Spring Bay National Park
Spring Bay National Park, about ½ mile north of the Baths, has the same captivating landscape and beautiful beach as the Baths, but often with far fewer people. A moderately sized crescent bay is fringed by shade trees and equipped with a few picnic tables. A swimming area is framed by large boulders while smaller pools are ideal for explorers. Hunt for the “crawl” a magical, calm pool of water entirely surrounded by boulders.
Savannah Bay is a white sand beach about a mile north of Spanish Town, near Mahoe Bay. The sand is narrow but long with plenty of sea grape bushes for shade and the same exquisite white sand as other Virgin Gorda beaches. A handful of thatched roof beach shelters add to the appeal and practicality of spending the day here.
Savannah Bay is notably shallow a good distance out and is protected from swells, making it a good beach for children or unsure swimmers and good anchorage for yachts. It is also usually nearly empty, and a healthy offshore reef entertains snorkelers. The bay is a good place for running or walking in the early morning or late afternoon.
Gorda Peak National Park
Although Gorda Peak National Park is relatively small, just 265 acres, the percentage of rare and endangered species is remarkably high. Gorda Peak’s richness led it to be chosen as a U.K. Darwin Initiative site for preservation of biodiversity.
Two trails cut through the Gorda National Park to a lookout tower near the peak. The main trail provides the most direct route (about 0.75 mile) to the summit. The other trail is less steep and meanders pleasantly through the forest before climbing to the summit. The lookout tower climbs above the tree tops and provides a stunning view of North Sound below. On a clear day, you can see Anegada.
The Copper Mine
These interesting ruins contain an abandoned 19th century copper mine. Copper was first discovered on Virgin Gorda. Local legends suggest the shafts were originally dug by Spanish adventurers to mine silver in the late 15th century.
After the islands came under British control, the copper mine was constructed in 1837 and its first shaft was sunk in 1838. In two separate periods over the next 24 years, 36 Cornish miners extracted ore from this site with the aid of some 140 British Virgin Island workmen. The extracted ore was sent first by road to Spanish Town and then by ship to Wales, and on return trips the ships would carry provisions, wood for construction wages for the workers and coal with which to power their steam engine.
The mine was abandoned in 1862.
North Sound is the general term used to describe all the land and sea-based locations near Virgin Gorda’s northern tip. Leverick Bay houses two restaurants, a handful of shops, and a hotel. This is a great place to rent water sports gear.

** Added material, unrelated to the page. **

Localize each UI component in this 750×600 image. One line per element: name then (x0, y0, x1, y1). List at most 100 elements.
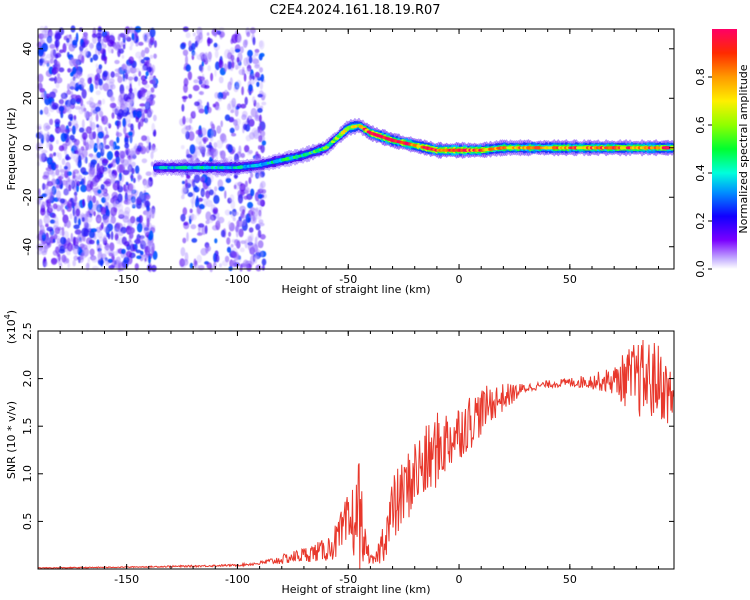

Gun Creek faces the ferry dock that links Virgin Gorda with the islands and bays that circle North Sound. Here you will find a small grocery and a few more bars. There are no roads past Gun Creek, so you must explore North Sound by boat. Biras Creek, Bitter End and several restaurants on other North Sound Islands provide free ferry service for guests wanting to explore. You can also rent a small boat and putter around North Sound on your own.